Gardens of Salonica was always one of those places that just existed in my mind. I'd heard people mention it, and it seemed to be somewhat timeless and simply around, but until I lived over here, it never occurred to me that it was a place that was real and that you could actually eat at. So I did! And I'm pretty sure it was good! I only qualify that because it isn't food that necessarily yells at you to let you know it's good. I got a plate of grilled lamb chops on linguine, with some garlic spread and balsamic, as well as a cup of leek and lemon soup. It all tasted good, and (and this will sound cliche, but it's true so I've gotta say it) felt honest. Gardens of Salonica doesn't seem to be trying to impress you. They just make quality Greek food. Even the interior had some nice pieces of earthy sculpture art hanging here and there, but it just felt natural and unfussy, and the signs outside are hand-painted in a way that says "We didn't hand paint these signs because it was cool and artisanal, we just thought it was nicer to hand paint the signs." So, yeah, I'm totally on board with Gardens of Salonica. Also I just realized (this very moment) they gave me lambchops even though I ordered the lamb riblet special. Crap.

03.22.2017 - by Steve
Gino'sNortheast Minneapolis
Chicken parm

Gino's is a minor miracle. It's a small and unfussy new restaurant and bar in Northeast that specializes in chicken parm and meatballs and lasagna and basic dumb hearty red sauce, refreshingly free of irony, hype, and affectation—there's no mention of "farm to table" ingredients, there's no menu of house-distilled sambuca, there's no menu item that's "a new take" on anything—it's just some delicious damn Italian food in a relaxed bar environment at a decent price. I'm so happy this place exists.

So what I ate (if you're curious) is I got the chicken parm, with a side of spaghetti and a side of broccolini. The parm itself was damn near perfect, fried and crispy and cheesy and plentiful. The spaghetti was good, but served a little oddly; it was in a little cup over to the side of the chicken, like how you'd get a side of beans at a barbecue place. Weird, but hey, whatever. But for as good as the parm and the red sauce were, the broccolini, to my surprise, was actually the highlight of the meal. It was pan fried in some garlic butter, and then finished with a small handful of pickled red pepper, basically juiced right into the pan. It was the mostly intensely flavorful broccoli I've ever had. Super delicious.

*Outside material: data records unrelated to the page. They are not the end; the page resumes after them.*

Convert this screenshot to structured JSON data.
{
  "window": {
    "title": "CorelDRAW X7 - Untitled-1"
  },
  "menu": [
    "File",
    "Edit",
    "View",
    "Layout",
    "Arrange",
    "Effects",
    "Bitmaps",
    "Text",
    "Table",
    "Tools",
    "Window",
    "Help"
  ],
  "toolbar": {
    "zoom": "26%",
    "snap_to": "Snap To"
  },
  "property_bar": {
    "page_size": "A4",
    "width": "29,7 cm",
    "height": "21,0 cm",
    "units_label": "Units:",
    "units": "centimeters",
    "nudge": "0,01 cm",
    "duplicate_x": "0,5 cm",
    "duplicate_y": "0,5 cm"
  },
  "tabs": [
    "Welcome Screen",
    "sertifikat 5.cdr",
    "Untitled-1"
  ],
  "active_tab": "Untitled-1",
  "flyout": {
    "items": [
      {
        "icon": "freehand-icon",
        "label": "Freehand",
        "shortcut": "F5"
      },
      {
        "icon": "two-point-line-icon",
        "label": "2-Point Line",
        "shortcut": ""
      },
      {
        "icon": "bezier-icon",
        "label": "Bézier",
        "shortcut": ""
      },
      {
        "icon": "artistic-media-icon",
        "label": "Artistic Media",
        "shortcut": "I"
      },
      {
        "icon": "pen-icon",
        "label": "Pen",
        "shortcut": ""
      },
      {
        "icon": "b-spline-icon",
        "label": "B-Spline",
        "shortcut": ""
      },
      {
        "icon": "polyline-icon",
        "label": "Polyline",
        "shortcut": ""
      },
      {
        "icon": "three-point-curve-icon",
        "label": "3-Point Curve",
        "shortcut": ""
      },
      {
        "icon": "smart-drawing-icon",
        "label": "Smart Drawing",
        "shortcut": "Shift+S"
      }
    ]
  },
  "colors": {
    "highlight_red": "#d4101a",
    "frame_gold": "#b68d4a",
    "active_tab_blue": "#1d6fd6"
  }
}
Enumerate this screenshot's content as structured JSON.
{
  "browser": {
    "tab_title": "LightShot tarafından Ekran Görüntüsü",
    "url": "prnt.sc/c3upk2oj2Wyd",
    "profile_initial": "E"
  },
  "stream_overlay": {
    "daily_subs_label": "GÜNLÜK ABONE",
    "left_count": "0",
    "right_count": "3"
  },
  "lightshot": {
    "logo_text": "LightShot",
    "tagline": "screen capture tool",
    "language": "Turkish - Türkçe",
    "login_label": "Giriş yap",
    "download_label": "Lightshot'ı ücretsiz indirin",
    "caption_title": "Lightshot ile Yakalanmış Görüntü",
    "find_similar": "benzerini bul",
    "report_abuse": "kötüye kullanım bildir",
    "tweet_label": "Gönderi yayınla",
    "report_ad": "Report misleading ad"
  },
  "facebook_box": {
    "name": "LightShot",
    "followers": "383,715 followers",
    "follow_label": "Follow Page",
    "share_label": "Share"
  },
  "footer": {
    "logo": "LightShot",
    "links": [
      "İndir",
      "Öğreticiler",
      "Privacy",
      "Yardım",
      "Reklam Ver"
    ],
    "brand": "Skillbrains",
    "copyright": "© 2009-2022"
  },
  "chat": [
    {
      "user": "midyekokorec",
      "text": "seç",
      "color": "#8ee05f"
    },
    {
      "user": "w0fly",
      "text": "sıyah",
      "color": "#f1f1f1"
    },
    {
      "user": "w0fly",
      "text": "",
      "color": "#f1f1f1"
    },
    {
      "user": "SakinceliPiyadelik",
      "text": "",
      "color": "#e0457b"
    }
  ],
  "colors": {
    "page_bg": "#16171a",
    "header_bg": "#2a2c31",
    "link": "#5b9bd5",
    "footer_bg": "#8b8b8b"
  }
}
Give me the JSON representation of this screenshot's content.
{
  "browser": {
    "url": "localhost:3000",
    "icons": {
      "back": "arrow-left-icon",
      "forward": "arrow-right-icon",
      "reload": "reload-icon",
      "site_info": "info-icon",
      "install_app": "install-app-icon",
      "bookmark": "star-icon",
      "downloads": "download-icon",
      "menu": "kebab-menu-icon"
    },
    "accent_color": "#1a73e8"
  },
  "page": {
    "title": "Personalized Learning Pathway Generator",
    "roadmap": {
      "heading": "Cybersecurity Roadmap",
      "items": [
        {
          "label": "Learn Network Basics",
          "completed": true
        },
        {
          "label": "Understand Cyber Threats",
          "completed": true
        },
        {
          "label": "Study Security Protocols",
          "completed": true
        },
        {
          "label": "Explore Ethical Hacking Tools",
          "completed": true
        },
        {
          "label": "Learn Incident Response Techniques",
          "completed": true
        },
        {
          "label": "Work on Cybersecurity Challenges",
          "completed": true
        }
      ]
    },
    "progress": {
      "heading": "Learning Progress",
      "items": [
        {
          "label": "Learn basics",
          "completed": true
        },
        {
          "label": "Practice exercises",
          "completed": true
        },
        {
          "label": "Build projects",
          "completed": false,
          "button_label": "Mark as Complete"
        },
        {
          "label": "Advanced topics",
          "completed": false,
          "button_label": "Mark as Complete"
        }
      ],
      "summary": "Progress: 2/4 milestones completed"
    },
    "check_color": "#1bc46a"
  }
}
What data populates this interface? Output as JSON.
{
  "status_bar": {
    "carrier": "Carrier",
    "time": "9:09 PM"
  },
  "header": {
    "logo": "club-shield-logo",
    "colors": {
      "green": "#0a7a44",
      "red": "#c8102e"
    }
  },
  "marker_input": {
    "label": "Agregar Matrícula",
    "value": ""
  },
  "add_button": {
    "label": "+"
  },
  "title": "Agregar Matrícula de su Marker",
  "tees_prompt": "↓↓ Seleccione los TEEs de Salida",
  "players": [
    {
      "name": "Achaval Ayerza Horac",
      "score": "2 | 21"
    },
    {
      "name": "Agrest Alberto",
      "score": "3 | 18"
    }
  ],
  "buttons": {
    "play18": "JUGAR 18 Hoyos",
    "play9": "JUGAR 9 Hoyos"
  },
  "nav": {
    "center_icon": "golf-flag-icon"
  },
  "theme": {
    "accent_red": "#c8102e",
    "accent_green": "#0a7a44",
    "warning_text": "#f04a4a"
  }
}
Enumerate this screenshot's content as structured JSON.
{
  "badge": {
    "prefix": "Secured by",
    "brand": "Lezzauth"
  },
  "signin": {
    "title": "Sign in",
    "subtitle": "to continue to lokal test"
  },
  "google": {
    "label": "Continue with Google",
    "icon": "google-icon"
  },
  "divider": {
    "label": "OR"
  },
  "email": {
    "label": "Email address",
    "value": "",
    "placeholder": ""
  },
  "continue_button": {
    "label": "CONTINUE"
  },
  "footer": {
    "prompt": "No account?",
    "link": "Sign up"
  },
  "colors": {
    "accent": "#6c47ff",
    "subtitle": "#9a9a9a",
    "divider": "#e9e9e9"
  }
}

The problem, however, is twofold, and contradictory. 1.) I was only person there. Well, after two others left at least. But the point is, Gino's is new and great, but it's not doing business. On one hand, this is great, because it's usually damn-near impossible to get a table at a new restaurant in this town without going through annoying hoops and fighting with a hundred other cool people trying to go there before all their friends. On the other, of course, is that an empty restaurant usually turns into a closed restaurant very quickly. So, hey, people, go to Gino's! 2.) It's apparently owned by the people behind The Lyndale Tap. Which makes me think it's very much setting itself up to open more locations around the suburbs eventually. Which isn't inherently bad, but admit it, it's a little annoying. So for now, I'm going to enjoy the hell out of Gino's Parm before it turns in to the next Buca di Beppo. Join me!